Wen Cheng, comprenant le dur labeur de tante Li, lui conseilla de se reposer tôt et lui suggéra de préparer elle-même quelque chose de simple.

Tante Li s'était habituée depuis longtemps à la simplicité de Wen Cheng ces derniers temps, alors elle se frotta les yeux et le laissa tranquille. Cependant, elle demanda tout de même la permission au jeune maître aîné avant de partir.

Wen Qi hocha la tête : « Tante Li, vous devriez vous reposer d'abord. Nous allons juste prendre quelque chose à manger. »

Tante Li, enfin soulagée, retourna dans sa chambre pour dormir.

Wen Cheng noua habilement son propre tablier, un petit modèle à motifs floraux orné d'une énorme figurine de lapin brodée sur la poitrine – un mélange de mauvais goût, de laideur et d'enfantin. Le jour où il l'avait reçu, il avait eu envie de le jeter, trouvant le tablier à carreaux bleus que tante Li lui avait offert bien moins joli.

En conséquence, Wen Yin lui a montré son historique d'achats sur le site officiel.

Les pupilles de Wen Cheng se dilatèrent sous le choc. Cette horreur coûte 30

000

! Pourquoi ne pas la voler

?

Wen Yin a également déclaré que sa famille n'avait pas besoin de ces articles, et que tante Li était encore moins disposée à porter des vêtements aussi chers pour le travail. Si Wen Cheng n'en voulait pas, il faudrait s'en débarrasser.

Wen Cheng, obsédée par l'argent, ne put que supporter l'humiliation et porter les vêtements, se répétant chaque jour « 30 000 yuans, 30 000 yuans », et finit par s'habituer au vilain lapin tatoué sur sa poitrine.

Le dîner de Wen Cheng était très simple.
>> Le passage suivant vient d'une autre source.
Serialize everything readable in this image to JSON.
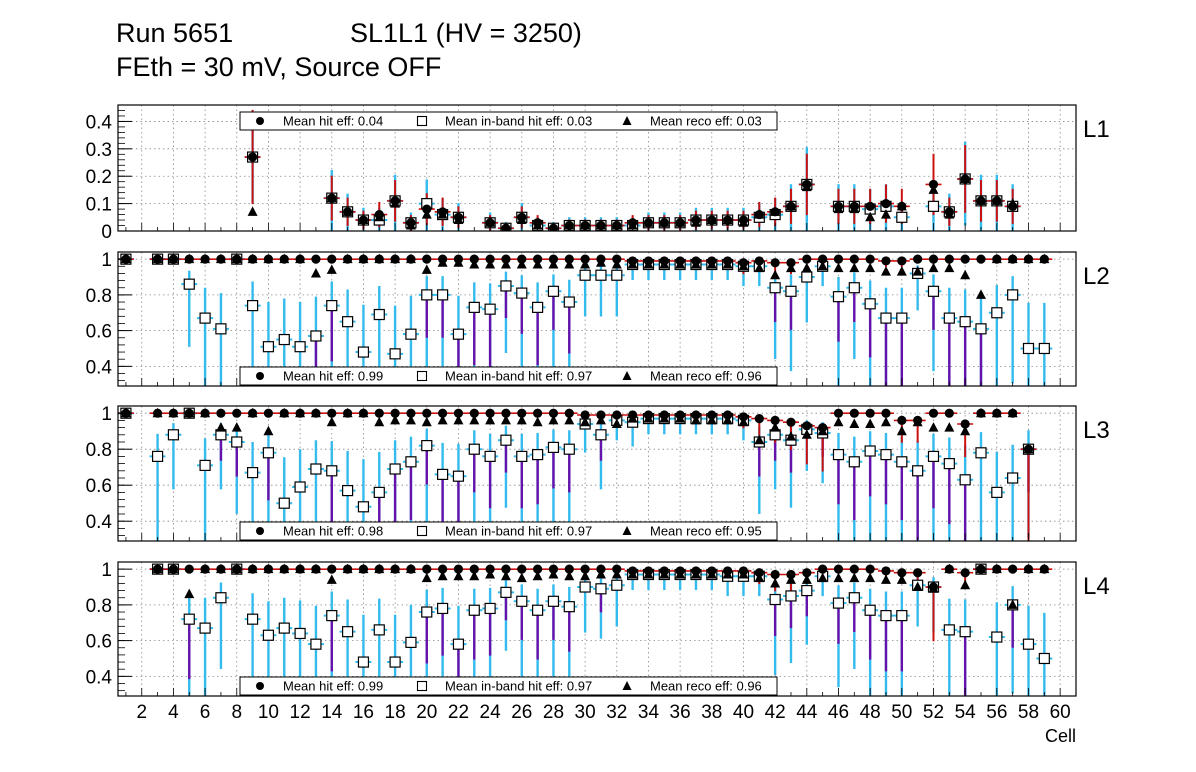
{
  "header": {
    "run": "Run 5651",
    "chamber": "SL1L1 (HV = 3250)",
    "condition": "FEth = 30 mV, Source OFF"
  },
  "colors": {
    "hit_err": "#cc1111",
    "inband_err": "#33bbee",
    "reco_err": "#6611aa",
    "grid": "#888888",
    "marker": "#000000",
    "inband_fill": "#ffffff"
  },
  "chart_data": {
    "type": "scatter",
    "xlabel": "Cell",
    "x_ticks": [
      2,
      4,
      6,
      8,
      10,
      12,
      14,
      16,
      18,
      20,
      22,
      24,
      26,
      28,
      30,
      32,
      34,
      36,
      38,
      40,
      42,
      44,
      46,
      48,
      50,
      52,
      54,
      56,
      58,
      60
    ],
    "x_range": [
      0.5,
      61
    ],
    "grid": true,
    "legend_placement": "top-center",
    "legend_markers": {
      "hit": "filled-circle",
      "inband": "open-square",
      "reco": "filled-triangle"
    },
    "panels": [
      {
        "name": "L1",
        "ylim": [
          0,
          0.46
        ],
        "y_ticks": [
          0,
          0.1,
          0.2,
          0.3,
          0.4
        ],
        "y_tick_labels": [
          "0",
          "0.1",
          "0.2",
          "0.3",
          "0.4"
        ],
        "legend": [
          "Mean hit  eff: 0.04",
          "Mean in-band hit eff: 0.03",
          "Mean reco eff: 0.03"
        ],
        "cells": [
          9,
          14,
          15,
          16,
          17,
          18,
          19,
          20,
          21,
          22,
          24,
          25,
          26,
          27,
          28,
          29,
          30,
          31,
          32,
          33,
          34,
          35,
          36,
          37,
          38,
          39,
          40,
          41,
          42,
          43,
          44,
          46,
          47,
          48,
          49,
          50,
          52,
          53,
          54,
          55,
          56,
          57
        ],
        "hit": [
          0.27,
          0.12,
          0.07,
          0.04,
          0.06,
          0.11,
          0.03,
          0.08,
          0.07,
          0.05,
          0.03,
          0.01,
          0.05,
          0.03,
          0.01,
          0.02,
          0.02,
          0.02,
          0.02,
          0.03,
          0.03,
          0.03,
          0.03,
          0.04,
          0.04,
          0.04,
          0.04,
          0.06,
          0.07,
          0.09,
          0.17,
          0.09,
          0.09,
          0.09,
          0.1,
          0.09,
          0.17,
          0.07,
          0.19,
          0.11,
          0.11,
          0.09
        ],
        "inband": [
          0.27,
          0.12,
          0.07,
          0.04,
          0.04,
          0.11,
          0.03,
          0.1,
          0.06,
          0.05,
          0.03,
          0.01,
          0.05,
          0.02,
          0.01,
          0.02,
          0.02,
          0.02,
          0.02,
          0.02,
          0.03,
          0.03,
          0.03,
          0.04,
          0.04,
          0.04,
          0.04,
          0.05,
          0.06,
          0.09,
          0.17,
          0.09,
          0.09,
          0.08,
          0.09,
          0.05,
          0.09,
          0.07,
          0.19,
          0.11,
          0.11,
          0.09
        ],
        "reco": [
          0.07,
          0.12,
          0.07,
          0.04,
          0.05,
          0.1,
          0.02,
          0.06,
          0.06,
          0.04,
          0.03,
          0.01,
          0.04,
          0.02,
          0.01,
          0.02,
          0.02,
          0.02,
          0.02,
          0.02,
          0.03,
          0.03,
          0.03,
          0.03,
          0.04,
          0.04,
          0.03,
          0.06,
          0.07,
          0.09,
          0.16,
          0.08,
          0.08,
          0.05,
          0.06,
          0.09,
          0.15,
          0.06,
          0.19,
          0.11,
          0.11,
          0.1
        ]
      },
      {
        "name": "L2",
        "ylim": [
          0.29,
          1.04
        ],
        "y_ticks": [
          0.4,
          0.6,
          0.8,
          1.0
        ],
        "y_tick_labels": [
          "0.4",
          "0.6",
          "0.8",
          "1"
        ],
        "legend": [
          "Mean hit  eff: 0.99",
          "Mean in-band hit eff: 0.97",
          "Mean reco eff: 0.96"
        ],
        "cells": [
          1,
          3,
          4,
          5,
          6,
          7,
          8,
          9,
          10,
          11,
          12,
          13,
          14,
          15,
          16,
          17,
          18,
          19,
          20,
          21,
          22,
          23,
          24,
          25,
          26,
          27,
          28,
          29,
          30,
          31,
          32,
          33,
          34,
          35,
          36,
          37,
          38,
          39,
          40,
          41,
          42,
          43,
          44,
          45,
          46,
          47,
          48,
          49,
          50,
          51,
          52,
          53,
          54,
          55,
          56,
          57,
          58,
          59
        ],
        "hit": [
          1,
          1,
          1,
          1,
          1,
          1,
          1,
          1,
          1,
          1,
          1,
          1,
          1,
          1,
          1,
          1,
          1,
          1,
          1,
          1,
          1,
          1,
          1,
          1,
          1,
          1,
          1,
          1,
          1,
          1,
          1,
          0.99,
          0.99,
          0.99,
          0.99,
          0.99,
          0.99,
          0.99,
          0.98,
          0.99,
          0.98,
          0.98,
          1,
          1,
          1,
          1,
          1,
          0.99,
          0.99,
          1,
          1,
          1,
          1,
          1,
          1,
          1,
          1,
          1
        ],
        "inband": [
          1,
          1,
          1,
          0.86,
          0.67,
          0.61,
          1,
          0.74,
          0.51,
          0.55,
          0.51,
          0.57,
          0.74,
          0.65,
          0.48,
          0.69,
          0.47,
          0.58,
          0.8,
          0.8,
          0.58,
          0.73,
          0.72,
          0.85,
          0.81,
          0.73,
          0.82,
          0.76,
          0.91,
          0.91,
          0.91,
          0.97,
          0.97,
          0.97,
          0.97,
          0.97,
          0.97,
          0.97,
          0.96,
          0.96,
          0.84,
          0.82,
          0.9,
          0.96,
          0.79,
          0.84,
          0.75,
          0.67,
          0.67,
          0.92,
          0.82,
          0.67,
          0.65,
          0.61,
          0.7,
          0.8,
          0.5,
          0.5
        ],
        "reco": [
          1,
          1,
          1,
          1,
          1,
          1,
          1,
          1,
          1,
          1,
          1,
          0.92,
          0.94,
          1,
          1,
          1,
          1,
          1,
          0.94,
          0.98,
          0.98,
          0.97,
          0.97,
          0.97,
          0.97,
          0.97,
          0.97,
          0.97,
          0.97,
          0.98,
          0.97,
          0.97,
          0.97,
          0.97,
          0.97,
          0.97,
          0.97,
          0.97,
          0.96,
          0.95,
          0.91,
          0.95,
          0.95,
          0.96,
          0.95,
          0.95,
          0.95,
          0.93,
          0.93,
          0.93,
          0.95,
          0.95,
          0.91,
          0.8,
          1,
          1,
          1,
          1
        ]
      },
      {
        "name": "L3",
        "ylim": [
          0.29,
          1.04
        ],
        "y_ticks": [
          0.4,
          0.6,
          0.8,
          1.0
        ],
        "y_tick_labels": [
          "0.4",
          "0.6",
          "0.8",
          "1"
        ],
        "legend": [
          "Mean hit  eff: 0.98",
          "Mean in-band hit eff: 0.97",
          "Mean reco eff: 0.95"
        ],
        "cells": [
          1,
          3,
          4,
          5,
          6,
          7,
          8,
          9,
          10,
          11,
          12,
          13,
          14,
          15,
          16,
          17,
          18,
          19,
          20,
          21,
          22,
          23,
          24,
          25,
          26,
          27,
          28,
          29,
          30,
          31,
          32,
          33,
          34,
          35,
          36,
          37,
          38,
          39,
          40,
          41,
          42,
          43,
          44,
          45,
          46,
          47,
          48,
          49,
          50,
          51,
          52,
          53,
          54,
          55,
          56,
          57,
          58
        ],
        "hit": [
          1,
          1,
          1,
          1,
          1,
          1,
          1,
          1,
          1,
          1,
          1,
          1,
          1,
          1,
          1,
          1,
          1,
          1,
          1,
          1,
          1,
          1,
          1,
          1,
          1,
          1,
          1,
          1,
          0.99,
          0.99,
          0.99,
          0.99,
          0.99,
          0.99,
          0.99,
          0.99,
          0.99,
          0.99,
          0.98,
          0.97,
          0.96,
          0.95,
          0.93,
          0.92,
          1,
          1,
          1,
          1,
          0.96,
          0.96,
          1,
          1,
          0.94,
          1,
          1,
          1,
          0.8
        ],
        "inband": [
          1,
          0.76,
          0.88,
          1,
          0.71,
          0.88,
          0.84,
          0.67,
          0.78,
          0.5,
          0.59,
          0.69,
          0.68,
          0.57,
          0.48,
          0.56,
          0.69,
          0.73,
          0.82,
          0.66,
          0.65,
          0.8,
          0.76,
          0.85,
          0.76,
          0.77,
          0.81,
          0.8,
          0.94,
          0.88,
          0.96,
          0.95,
          0.97,
          0.97,
          0.97,
          0.97,
          0.97,
          0.97,
          0.96,
          0.84,
          0.88,
          0.85,
          0.91,
          0.89,
          0.77,
          0.73,
          0.79,
          0.77,
          0.73,
          0.68,
          0.76,
          0.72,
          0.63,
          0.78,
          0.56,
          0.64,
          0.8
        ],
        "reco": [
          1,
          1,
          1,
          1,
          1,
          0.92,
          0.92,
          1,
          0.9,
          1,
          1,
          1,
          0.95,
          1,
          1,
          0.95,
          0.96,
          0.96,
          0.95,
          0.96,
          0.96,
          0.96,
          0.96,
          0.96,
          0.96,
          0.95,
          0.96,
          0.96,
          0.95,
          0.96,
          0.94,
          0.97,
          0.97,
          0.97,
          0.97,
          0.96,
          0.96,
          0.96,
          0.95,
          0.85,
          0.92,
          0.87,
          0.88,
          0.9,
          0.95,
          0.94,
          0.94,
          0.95,
          0.9,
          0.95,
          0.92,
          0.92,
          0.9,
          1,
          1,
          1,
          0.8
        ]
      },
      {
        "name": "L4",
        "ylim": [
          0.29,
          1.04
        ],
        "y_ticks": [
          0.4,
          0.6,
          0.8,
          1.0
        ],
        "y_tick_labels": [
          "0.4",
          "0.6",
          "0.8",
          "1"
        ],
        "legend": [
          "Mean hit  eff: 0.99",
          "Mean in-band hit eff: 0.97",
          "Mean reco eff: 0.96"
        ],
        "cells": [
          3,
          4,
          5,
          6,
          7,
          8,
          9,
          10,
          11,
          12,
          13,
          14,
          15,
          16,
          17,
          18,
          19,
          20,
          21,
          22,
          23,
          24,
          25,
          26,
          27,
          28,
          29,
          30,
          31,
          32,
          33,
          34,
          35,
          36,
          37,
          38,
          39,
          40,
          41,
          42,
          43,
          44,
          45,
          46,
          47,
          48,
          49,
          50,
          51,
          52,
          53,
          54,
          55,
          56,
          57,
          58,
          59
        ],
        "hit": [
          1,
          1,
          1,
          1,
          1,
          1,
          1,
          1,
          1,
          1,
          1,
          1,
          1,
          1,
          1,
          1,
          1,
          1,
          1,
          1,
          1,
          1,
          1,
          1,
          1,
          1,
          1,
          1,
          1,
          1,
          0.99,
          0.99,
          0.99,
          0.99,
          0.99,
          0.99,
          0.99,
          0.99,
          0.98,
          0.97,
          0.97,
          0.98,
          1,
          1,
          1,
          1,
          0.99,
          0.98,
          0.98,
          0.9,
          1,
          0.98,
          1,
          1,
          1,
          1,
          1
        ],
        "inband": [
          1,
          1,
          0.72,
          0.67,
          0.84,
          1,
          0.72,
          0.63,
          0.67,
          0.64,
          0.58,
          0.74,
          0.65,
          0.48,
          0.66,
          0.48,
          0.59,
          0.76,
          0.78,
          0.58,
          0.77,
          0.78,
          0.87,
          0.82,
          0.77,
          0.82,
          0.79,
          0.9,
          0.89,
          0.91,
          0.97,
          0.97,
          0.97,
          0.97,
          0.97,
          0.97,
          0.96,
          0.96,
          0.96,
          0.83,
          0.85,
          0.88,
          0.96,
          0.81,
          0.84,
          0.77,
          0.74,
          0.74,
          0.91,
          0.9,
          0.66,
          0.65,
          1,
          0.62,
          0.8,
          0.58,
          0.5
        ],
        "reco": [
          1,
          1,
          0.86,
          1,
          1,
          1,
          1,
          1,
          1,
          1,
          1,
          0.94,
          1,
          1,
          1,
          1,
          1,
          0.95,
          0.96,
          0.96,
          0.96,
          0.97,
          0.96,
          0.95,
          0.96,
          0.97,
          0.96,
          0.96,
          0.97,
          0.97,
          0.97,
          0.97,
          0.97,
          0.97,
          0.97,
          0.97,
          0.97,
          0.97,
          0.95,
          0.92,
          0.94,
          0.94,
          0.95,
          0.95,
          0.95,
          0.95,
          0.94,
          0.94,
          0.9,
          0.89,
          1,
          0.91,
          1,
          1,
          0.8,
          1,
          1
        ]
      }
    ]
  }
}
Il restait du bouillon de poulet de la veille au réfrigérateur. Le bouillon de tante Li, égoutté, était léger et savoureux grâce à la fraîcheur du poulet, ce qui en faisait une base parfaite. Elle prépara ensuite trois portions de nouilles, blanchit quelques légumes verts, fit frire deux œufs mollets, mit trois tranches de jambon dans le bol de Qi Ge et se servit le reste.

Deux bols de soupe de nouilles au poulet sont prêts.

Wen Qi regarda le bol de Wen Cheng, qui était manifestement une tasse plus grande que la sienne et rempli de tranches de jambon, avec une expression complexe.